Of the 22 broad sectors tracked by the PBS for LSM computation, 18 now show negative growth for 1HFY23. Of the four in the green zone, three are the new entrants which made their way into LSM after the recent rebasing exercise. Wearing apparel, furniture, and football – the monthly export quantities of which are used as proxies (and not the actual local production) -remain positive – with a combined weight of around 8 percent.
Readymade garment export quantities have a 6 percent weight in LSM, and January 2023 numbers show the growth is also slowing down – now down to 44 percent. That said, it is still a very healthy growth given everything else around it seems to be falling apart. Thankfully, the PBS takes the correct numbers for wearing apparel quantities for LSM tabulation. That is because the export data released by the PBS for the past three months erroneously shows cumulative exports inflated by at 22 percent.

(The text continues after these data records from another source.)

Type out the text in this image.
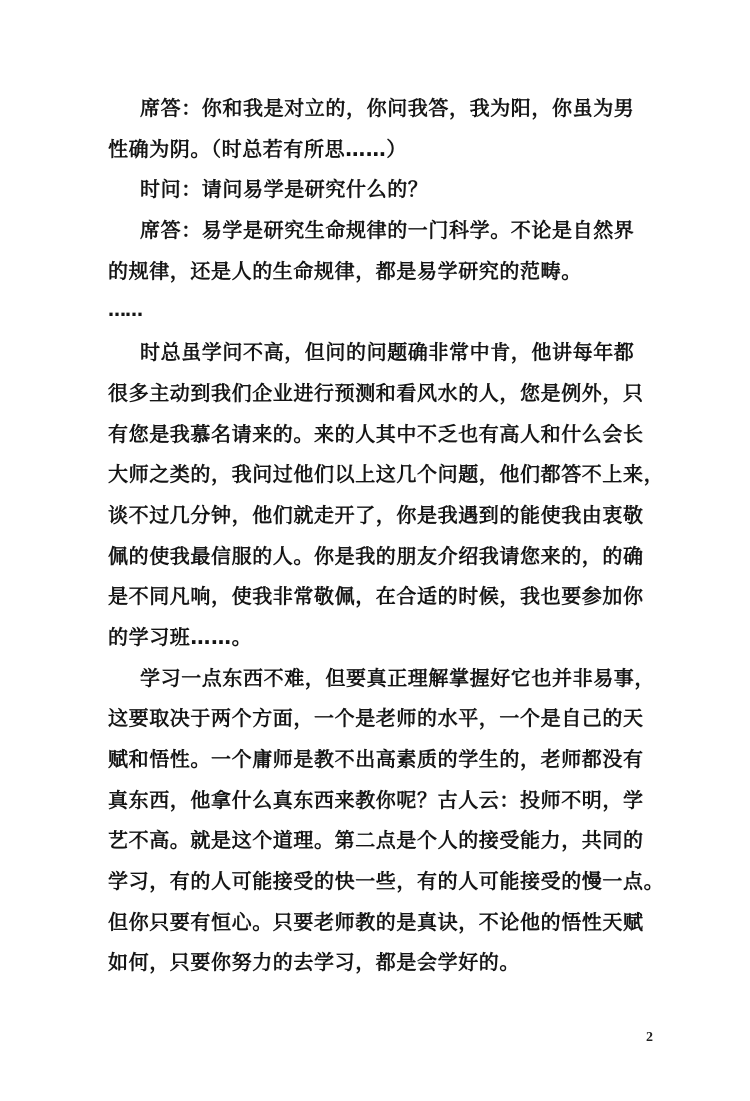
席答：你和我是对立的，你问我答，我为阳，你虽为男
性确为阴。（时总若有所思……）
时问：请问易学是研究什么的？
席答：易学是研究生命规律的一门科学。不论是自然界
的规律，还是人的生命规律，都是易学研究的范畴。
……
时总虽学问不高，但问的问题确非常中肯，他讲每年都
很多主动到我们企业进行预测和看风水的人，您是例外，只
有您是我慕名请来的。来的人其中不乏也有高人和什么会长
大师之类的，我问过他们以上这几个问题，他们都答不上来，
谈不过几分钟，他们就走开了，你是我遇到的能使我由衷敬
佩的使我最信服的人。你是我的朋友介绍我请您来的，的确
是不同凡响，使我非常敬佩，在合适的时候，我也要参加你
的学习班……。
学习一点东西不难，但要真正理解掌握好它也并非易事，
这要取决于两个方面，一个是老师的水平，一个是自己的天
赋和悟性。一个庸师是教不出高素质的学生的，老师都没有
真东西，他拿什么真东西来教你呢？古人云：投师不明，学
艺不高。就是这个道理。第二点是个人的接受能力，共同的
学习，有的人可能接受的快一些，有的人可能接受的慢一点。
但你只要有恒心。只要老师教的是真诀，不论他的悟性天赋
如何，只要你努力的去学习，都是会学好的。
2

Here is hoping the PBS officials take a look at what is going on with readymade export quantities as they do not add up from monthly and cumulative sheets.
Furniture export quantity growth has come to earth in January 2023 – and will be reflected in upcoming LSM – down from over 100 percent for 1HFY23 to 12 percent for 7MFY23. This was bound to happen given the minuscule share in overall exports – and quantities in single digits leading to triple digit growths.
For everything else, red is the color. And from how things are shaping up – it promises to be mostly red for quite some time. The recent mini budget measures will ensure there is a further dent on beverages, tobacco and cement industries – all of which are already down in double digits. Interest rates are soon going to go high – and that should ensure another long dry spell for the likes of electronics, automobiles, chemicals, and even textiles.
The bottom is not here yet. Negative 3.7 percent would look a mini victory a few months from now.